New advice on travel to EU released ahead of January 31st ‘Brexit Day’

EU travel

The travel industry is trying to reassure tourists that their summer holidays won’t be affected by the UK’s departure from the European Union.

ABTA, which represents thousands of businesses in the sector, has updated its advice ahead of Brexit day on 31 January.

After this date, the UK is set to enter into an 11-month transition period, until the end of December 2020, which means the country will continue to follow EU rules.

According to ABTA, this arrangement means valid passports can still be used as normal – and coaches and trains from the UK to the continent will be unaffected.

The cost of making calls, sending texts and using the internet will continue to be the same in the EU as it is in the UK, and European Health Insurance Cards (EHICs) will also remain valid.

Previous guidance from ABTA had suggested there could be potential changes in each of these areas – and that driving licences and the ability to take pets abroad could also be affected.

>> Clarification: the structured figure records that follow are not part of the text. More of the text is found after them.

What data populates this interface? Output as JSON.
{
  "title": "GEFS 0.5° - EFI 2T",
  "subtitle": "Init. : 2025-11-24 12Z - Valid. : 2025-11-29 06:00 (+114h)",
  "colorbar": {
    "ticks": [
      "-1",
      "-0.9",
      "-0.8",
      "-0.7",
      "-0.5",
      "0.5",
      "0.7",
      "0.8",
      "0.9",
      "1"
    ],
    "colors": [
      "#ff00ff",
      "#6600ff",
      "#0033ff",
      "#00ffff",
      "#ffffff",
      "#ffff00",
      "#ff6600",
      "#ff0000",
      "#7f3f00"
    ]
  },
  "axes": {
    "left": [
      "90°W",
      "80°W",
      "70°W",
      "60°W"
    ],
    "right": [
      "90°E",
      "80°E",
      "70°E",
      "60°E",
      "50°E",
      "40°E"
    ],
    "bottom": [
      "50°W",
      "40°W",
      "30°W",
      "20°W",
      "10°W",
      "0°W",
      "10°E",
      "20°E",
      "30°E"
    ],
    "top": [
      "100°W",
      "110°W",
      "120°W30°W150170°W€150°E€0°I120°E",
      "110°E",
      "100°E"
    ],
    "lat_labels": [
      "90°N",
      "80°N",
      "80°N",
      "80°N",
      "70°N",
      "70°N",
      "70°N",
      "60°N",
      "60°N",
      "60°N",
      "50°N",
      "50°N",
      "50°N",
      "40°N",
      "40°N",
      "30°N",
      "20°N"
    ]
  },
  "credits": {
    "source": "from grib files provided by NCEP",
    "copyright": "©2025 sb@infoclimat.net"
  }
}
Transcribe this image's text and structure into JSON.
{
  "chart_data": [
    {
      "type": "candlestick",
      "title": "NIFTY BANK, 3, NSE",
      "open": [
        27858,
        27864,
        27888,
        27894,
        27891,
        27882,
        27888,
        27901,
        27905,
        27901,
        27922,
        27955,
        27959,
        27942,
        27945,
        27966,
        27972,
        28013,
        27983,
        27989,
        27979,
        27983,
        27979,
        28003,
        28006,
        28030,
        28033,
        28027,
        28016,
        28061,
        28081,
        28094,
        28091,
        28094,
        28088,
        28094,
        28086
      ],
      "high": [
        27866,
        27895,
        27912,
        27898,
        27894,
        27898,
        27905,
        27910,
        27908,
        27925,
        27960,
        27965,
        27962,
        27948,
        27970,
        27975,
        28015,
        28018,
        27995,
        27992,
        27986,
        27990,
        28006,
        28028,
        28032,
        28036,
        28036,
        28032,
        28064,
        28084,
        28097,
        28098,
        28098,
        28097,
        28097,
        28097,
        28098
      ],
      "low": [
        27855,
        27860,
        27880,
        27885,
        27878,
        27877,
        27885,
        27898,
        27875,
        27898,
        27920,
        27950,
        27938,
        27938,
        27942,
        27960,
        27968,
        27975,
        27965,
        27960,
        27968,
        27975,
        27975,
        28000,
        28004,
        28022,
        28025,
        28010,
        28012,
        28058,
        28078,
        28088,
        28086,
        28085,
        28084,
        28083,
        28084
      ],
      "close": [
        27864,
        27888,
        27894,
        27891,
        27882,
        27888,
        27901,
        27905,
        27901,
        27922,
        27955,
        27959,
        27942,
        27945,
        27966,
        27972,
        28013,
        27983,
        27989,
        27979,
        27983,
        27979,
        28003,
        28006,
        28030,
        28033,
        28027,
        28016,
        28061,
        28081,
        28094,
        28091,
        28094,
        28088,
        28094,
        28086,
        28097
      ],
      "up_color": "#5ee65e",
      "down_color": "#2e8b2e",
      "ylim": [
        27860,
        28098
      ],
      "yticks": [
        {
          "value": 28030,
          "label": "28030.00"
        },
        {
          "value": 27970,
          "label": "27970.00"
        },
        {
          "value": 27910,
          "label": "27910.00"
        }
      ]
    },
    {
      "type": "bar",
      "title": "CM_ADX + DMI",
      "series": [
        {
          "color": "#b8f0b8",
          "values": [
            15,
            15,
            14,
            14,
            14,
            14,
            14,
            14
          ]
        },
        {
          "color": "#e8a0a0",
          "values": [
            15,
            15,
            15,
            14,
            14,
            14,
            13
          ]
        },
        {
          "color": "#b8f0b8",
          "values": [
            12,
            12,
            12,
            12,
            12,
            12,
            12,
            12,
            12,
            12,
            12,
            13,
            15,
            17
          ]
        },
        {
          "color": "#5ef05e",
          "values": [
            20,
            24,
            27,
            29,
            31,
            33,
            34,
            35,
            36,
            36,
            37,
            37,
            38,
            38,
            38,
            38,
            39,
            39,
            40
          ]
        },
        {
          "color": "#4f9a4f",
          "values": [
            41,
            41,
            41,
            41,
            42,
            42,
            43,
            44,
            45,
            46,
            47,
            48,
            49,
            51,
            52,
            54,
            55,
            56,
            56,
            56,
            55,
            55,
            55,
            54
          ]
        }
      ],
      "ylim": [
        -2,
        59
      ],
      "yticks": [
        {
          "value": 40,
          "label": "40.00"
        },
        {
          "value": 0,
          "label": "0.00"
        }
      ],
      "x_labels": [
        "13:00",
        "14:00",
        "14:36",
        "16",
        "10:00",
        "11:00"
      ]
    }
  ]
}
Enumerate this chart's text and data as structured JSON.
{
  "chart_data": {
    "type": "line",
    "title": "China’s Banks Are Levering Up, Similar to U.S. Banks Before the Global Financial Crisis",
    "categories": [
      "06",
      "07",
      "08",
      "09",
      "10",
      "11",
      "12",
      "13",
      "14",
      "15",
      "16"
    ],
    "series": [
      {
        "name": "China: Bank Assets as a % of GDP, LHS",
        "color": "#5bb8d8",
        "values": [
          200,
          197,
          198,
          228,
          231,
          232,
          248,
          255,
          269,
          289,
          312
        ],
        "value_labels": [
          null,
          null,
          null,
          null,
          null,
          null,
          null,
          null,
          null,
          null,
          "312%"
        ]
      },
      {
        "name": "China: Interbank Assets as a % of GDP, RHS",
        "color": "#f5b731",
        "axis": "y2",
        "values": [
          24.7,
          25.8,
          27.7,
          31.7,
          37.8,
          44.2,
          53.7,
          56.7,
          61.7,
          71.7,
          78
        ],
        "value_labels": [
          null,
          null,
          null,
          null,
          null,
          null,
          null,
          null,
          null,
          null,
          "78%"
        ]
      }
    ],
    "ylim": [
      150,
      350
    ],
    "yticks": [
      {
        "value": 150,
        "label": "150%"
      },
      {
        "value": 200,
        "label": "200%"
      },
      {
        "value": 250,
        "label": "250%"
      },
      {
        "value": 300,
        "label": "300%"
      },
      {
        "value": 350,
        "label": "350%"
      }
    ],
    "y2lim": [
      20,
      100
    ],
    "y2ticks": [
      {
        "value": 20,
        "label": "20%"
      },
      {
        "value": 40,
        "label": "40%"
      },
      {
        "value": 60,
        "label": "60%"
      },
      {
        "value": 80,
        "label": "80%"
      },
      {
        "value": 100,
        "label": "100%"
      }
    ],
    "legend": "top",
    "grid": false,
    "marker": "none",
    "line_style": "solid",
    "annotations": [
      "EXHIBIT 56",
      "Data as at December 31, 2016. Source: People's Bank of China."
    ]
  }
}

Mark Tanzer, ABTA’s chief executive, said: “People can continue to make their travel plans with confidence that things won’t change until at least the end of 2020.”

Boris Johnson has said it is “epically likely” that the UK will strike a comprehensive trade deal with the EU by December 2020, when the transition period ends.

The prime minister has vowed that this deadline will not be pushed back, but some critics have claimed that this timeframe is much too ambitious.

Andrej Plenkovic, his Croatian counterpart, recently told MEPs that “it will take a lot of goodwill and a lot of work to bring these negotiations to an end in that period”.

Last summer, a survey of British consumers revealed that 31% were unsure how Brexit would affect their travel plans.